In 2019, Robertson Stephens Wealth Management added a new advisor team opened an office in Sun Valley, Idaho. Later that year, the firm acquired Blue Blaze Advisors in Holmdel, New Jersey. That gave the firm 62 employees and over $3.9 billion in client assets with twelve offices in San Francisco, Marin County, Santa Rosa & Pasadena, New York, Sun Valley & Boise, Holmdel, Austin & Houston, Seattle, and Denver.

In 2020, Robertson Stephens acquired Vine Street Wealth Management and opened a Marin office. The firm also added 2 new advisor teams in Austin, Texas, and Vail, Colorado, expanding its expertise in divorce financial planning.

In early 2021, the firm acquired Collaboration Capital and opened a new office in Houston, Texas. In the latter half of 2021, Robertson Stephens added 5 new advisor teams and opened additional offices in Boise, Idaho, Pasadena, and Santa Rosa, California. The firm also deepened its presence in San Francisco, with 2 new advisor teams. With its addition in Santa Rosa, the firm also started its retirement and pension plan consulting business.

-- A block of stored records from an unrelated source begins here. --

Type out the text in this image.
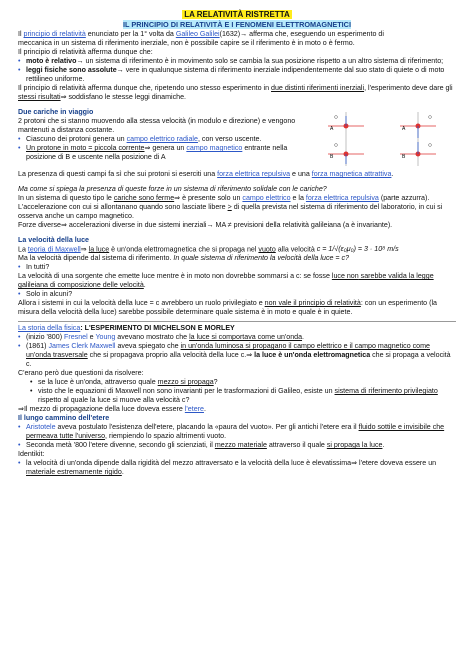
LA RELATIVITÀ RISTRETTA
IL PRINCIPIO DI RELATIVITÀ E I FENOMENI ELETTROMAGNETICI

Il principio di relatività enunciato per la 1° volta da Galileo Galilei(1632)→ afferma che, eseguendo un esperimento di

meccanica in un sistema di riferimento inerziale, non è possibile capire se il riferimento è in moto o è fermo.

Il principio di relatività afferma dunque che:

• moto è relativo→ un sistema di riferimento è in movimento solo se cambia la sua posizione rispetto a un altro sistema di riferimento;

• leggi fisiche sono assolute→ vere in qualunque sistema di riferimento inerziale indipendentemente dal suo stato di quiete o di moto rettilineo uniforme.

Il principio di relatività afferma dunque che, ripetendo uno stesso esperimento in due distinti riferimenti inerziali, l'esperimento deve dare gli stessi risultati⇒ soddisfano le stesse leggi dinamiche.

Due cariche in viaggio

2 protoni che si stanno muovendo alla stessa velocità (in modulo e direzione) e vengono mantenuti a distanza costante.

• Ciascuno dei protoni genera un campo elettrico radiale, con verso uscente.

• Un protone in moto = piccola corrente⇒ genera un campo magnetico entrante nella posizione di B e uscente nella posizione di A

A
B
A
B

La presenza di questi campi fa sì che sui protoni si eserciti una forza elettrica repulsiva e una forza magnetica attrattiva.

Ma come si spiega la presenza di queste forze in un sistema di riferimento solidale con le cariche?

In un sistema di questo tipo le cariche sono ferme⇒ è presente solo un campo elettrico e la forza elettrica repulsiva (parte azzurra). L'accelerazione con cui si allontanano quando sono lasciate libere > di quella prevista nel sistema di riferimento del laboratorio, in cui si osserva anche un campo magnetico.

Forze diverse⇒ accelerazioni diverse in due sistemi inerziali→ MA ≠ previsioni della relatività galileiana (a è invariante).

La velocità della luce

La teoria di Maxwell⇒ la luce è un'onda elettromagnetica che si propaga nel vuoto alla velocità c = 1/√(ε₀μ₀) = 3 · 10⁸ m/s

Ma la velocità dipende dal sistema di riferimento. In quale sistema di riferimento la velocità della luce = c?

• In tutti?

La velocità di una sorgente che emette luce mentre è in moto non dovrebbe sommarsi a c: se fosse luce non sarebbe valida la legge galileiana di composizione delle velocità.

• Solo in alcuni?

Allora i sistemi in cui la velocità della luce = c avrebbero un ruolo privilegiato e non vale il principio di relatività: con un esperimento (la misura della velocità della luce) sarebbe possibile determinare quale sistema è in moto e quale è in quiete.

La storia della fisica: L'ESPERIMENTO DI MICHELSON E MORLEY

• (inizio '800) Fresnel e Young avevano mostrato che la luce si comportava come un'onda.

• (1861) James Clerk Maxwell aveva spiegato che in un'onda luminosa si propagano il campo elettrico e il campo magnetico come un'onda trasversale che si propagava proprio alla velocità della luce c.⇒ la luce è un'onda elettromagnetica che si propaga a velocità c.

C'erano però due questioni da risolvere:

• se la luce è un'onda, attraverso quale mezzo si propaga?

• visto che le equazioni di Maxwell non sono invarianti per le trasformazioni di Galileo, esiste un sistema di riferimento privilegiato rispetto al quale la luce si muove alla velocità c?

⇒Il mezzo di propagazione della luce doveva essere l'etere.

Il lungo cammino dell'etere

• Aristotele aveva postulato l'esistenza dell'etere, placando la «paura del vuoto». Per gli antichi l'etere era il fluido sottile e invisibile che permeava tutte l'universo, riempiendo lo spazio altrimenti vuoto.

• Seconda metà '800 l'etere divenne, secondo gli scienziati, il mezzo materiale attraverso il quale si propaga la luce.

Identikit:

• la velocità di un'onda dipende dalla rigidità del mezzo attraversato e la velocità della luce è elevatissima⇒ l'etere doveva essere un materiale estremamente rigido.
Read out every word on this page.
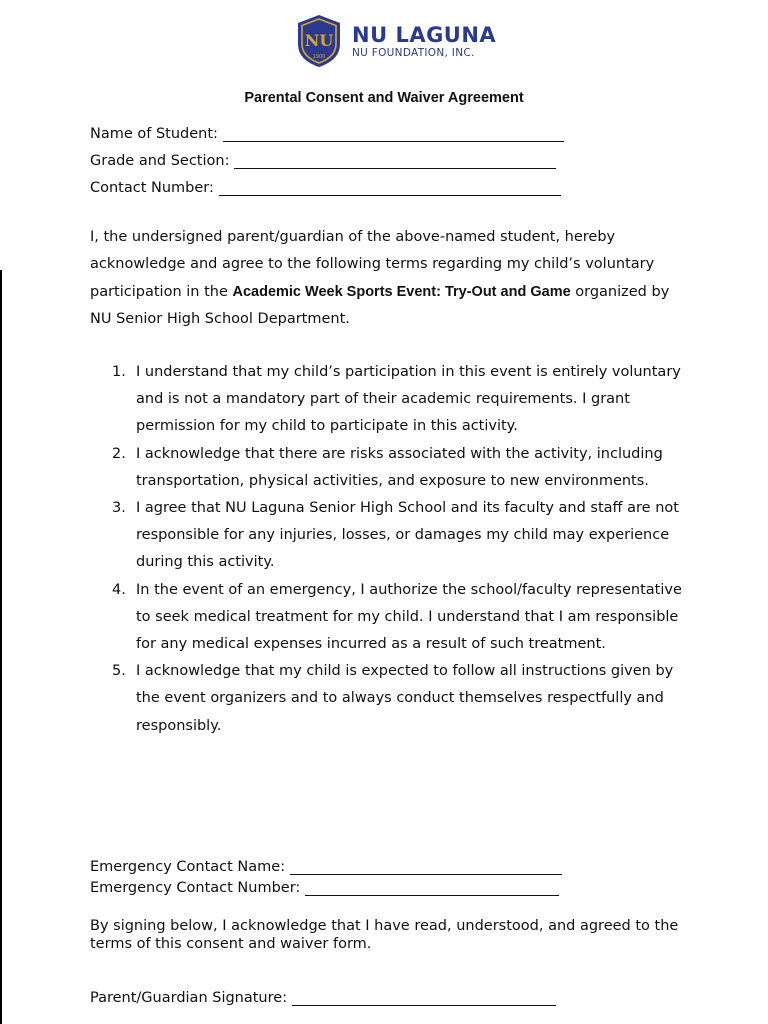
NU
1900
NU LAGUNA
NU FOUNDATION, INC.
Parental Consent and Waiver Agreement
Name of Student:
Grade and Section:
Contact Number:
I, the undersigned parent/guardian of the above-named student, hereby acknowledge and agree to the following terms regarding my child’s voluntary participation in the Academic Week Sports Event: Try-Out and Game organized by NU Senior High School Department.
1. I understand that my child’s participation in this event is entirely voluntary and is not a mandatory part of their academic requirements. I grant permission for my child to participate in this activity.
2. I acknowledge that there are risks associated with the activity, including transportation, physical activities, and exposure to new environments.
3. I agree that NU Laguna Senior High School and its faculty and staff are not responsible for any injuries, losses, or damages my child may experience during this activity.
4. In the event of an emergency, I authorize the school/faculty representative to seek medical treatment for my child. I understand that I am responsible for any medical expenses incurred as a result of such treatment.
5. I acknowledge that my child is expected to follow all instructions given by the event organizers and to always conduct themselves respectfully and responsibly.
Emergency Contact Name:
Emergency Contact Number:
By signing below, I acknowledge that I have read, understood, and agreed to the terms of this consent and waiver form.
Parent/Guardian Signature:
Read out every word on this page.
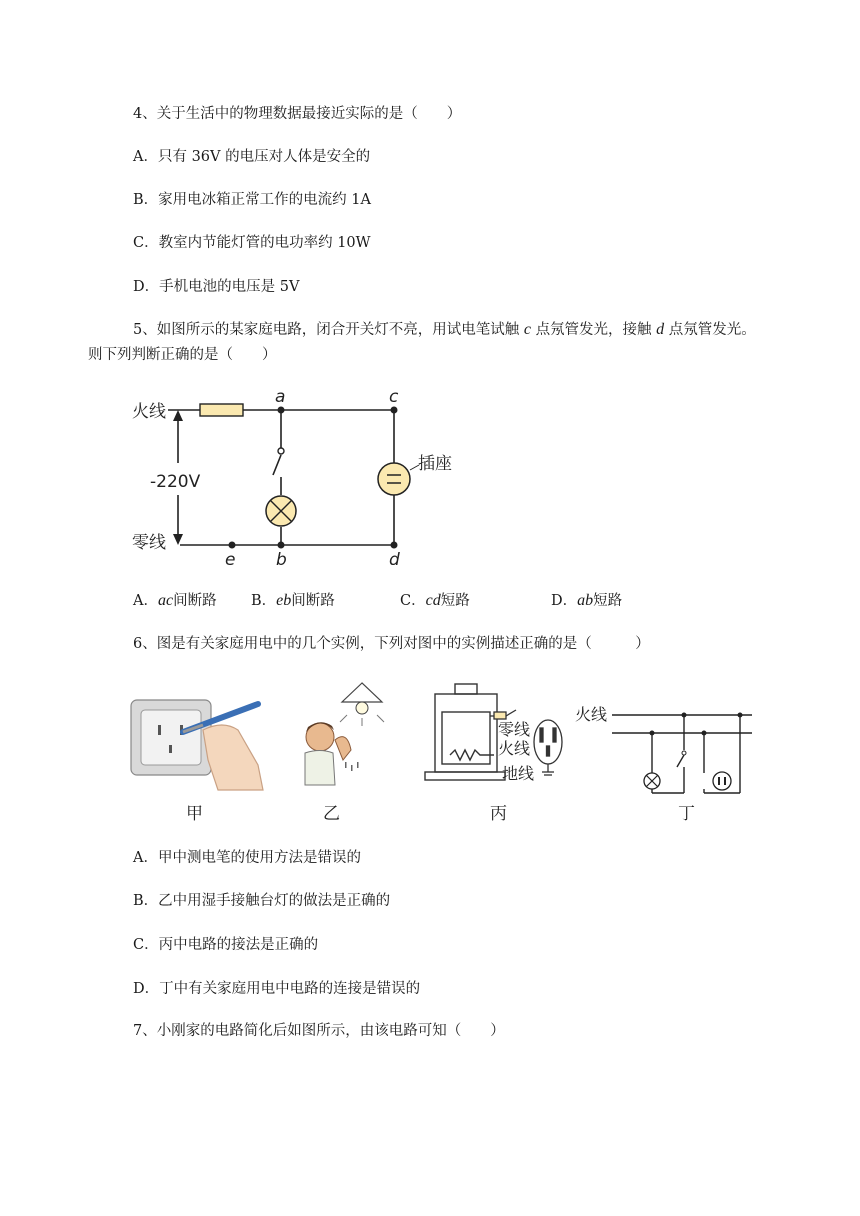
4、关于生活中的物理数据最接近实际的是（　　）
A．只有 36V 的电压对人体是安全的
B．家用电冰箱正常工作的电流约 1A
C．教室内节能灯管的电功率约 10W
D．手机电池的电压是 5V
5、如图所示的某家庭电路，闭合开关灯不亮，用试电笔试触 c 点氖管发光，接触 d 点氖管发光。
则下列判断正确的是（　　）
火线
零线
-220V
插座
a	c
e b	d
A．ac间断路 B．eb间断路	C．cd短路	D．ab短路
6、图是有关家庭用电中的几个实例，下列对图中的实例描述正确的是（　　　）
甲	乙
零线
火线
地线
丙
火线
丁
A．甲中测电笔的使用方法是错误的
B．乙中用湿手接触台灯的做法是正确的
C．丙中电路的接法是正确的
D．丁中有关家庭用电中电路的连接是错误的
7、小刚家的电路简化后如图所示，由该电路可知（　　）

In 2022, Robertson Stephens acquired Vodia Capital, based in Lincoln, MA, as well as another RIA, LFS Wealth Management, based in the Bay Area.

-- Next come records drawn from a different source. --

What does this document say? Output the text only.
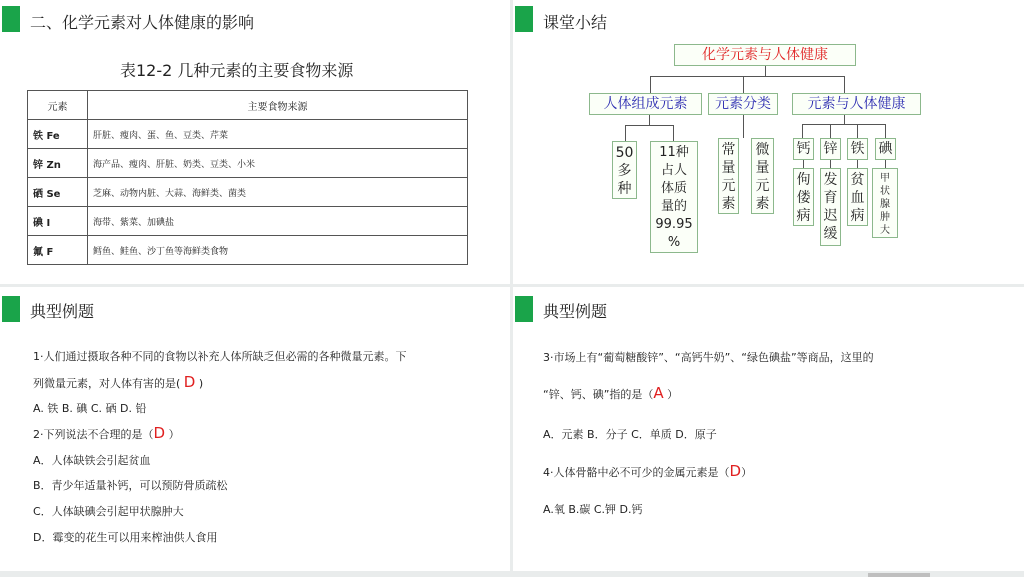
二、化学元素对人体健康的影响
表12-2 几种元素的主要食物来源
元素	主要食物来源
铁 Fe	肝脏、瘦肉、蛋、鱼、豆类、芹菜
锌 Zn	海产品、瘦肉、肝脏、奶类、豆类、小米
硒 Se	芝麻、动物内脏、大蒜、海鲜类、菌类
碘 I	海带、紫菜、加碘盐
氟 F	鳕鱼、鲑鱼、沙丁鱼等海鲜类食物
课堂小结
化学元素与人体健康
人体组成元素	元素分类	元素与人体健康
50
多
种
11种
占人
体质
量的
99.95
%
常
量
元
素
微
量
元
素
钙 锌 铁 碘
佝
偻
病
发
育
迟
缓
贫
血
病
甲
状
腺
肿
大
典型例题
1·人们通过摄取各种不同的食物以补充人体所缺乏但必需的各种微量元素。下
列微量元素，对人体有害的是( D )
A. 铁 B. 碘 C. 硒 D. 铅
2·下列说法不合理的是（D ）
A．人体缺铁会引起贫血
B．青少年适量补钙，可以预防骨质疏松
C．人体缺碘会引起甲状腺肿大
D．霉变的花生可以用来榨油供人食用
典型例题
3·市场上有“葡萄糖酸锌”、“高钙牛奶”、“绿色碘盐”等商品，这里的
“锌、钙、碘”指的是（A ）
A．元素 B．分子 C．单质 D．原子
4·人体骨骼中必不可少的金属元素是（D）
A.氧 B.碳 C.钾 D.钙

In 2023, Robertson Stephens acquired Haymarket Wealth Management, based in Madison, NJ. The firm continued its expansion with the acquisition of Lifeguard Wealth, a California-based registered investment advisor and added a new advisor team in Jackson, WY.

In 2024, Robertson Stephens completed five mergers, including The Thrush Group in Connecticut, Three Points Financial in Colorado Springs, Rain Capital Management in Oregon, Ratio Wealth Group in Denver,, and North Barrington, Illinois.

In 2025, the company added The Nulman Group in Rhode Island, as well as expanding its presence in New York.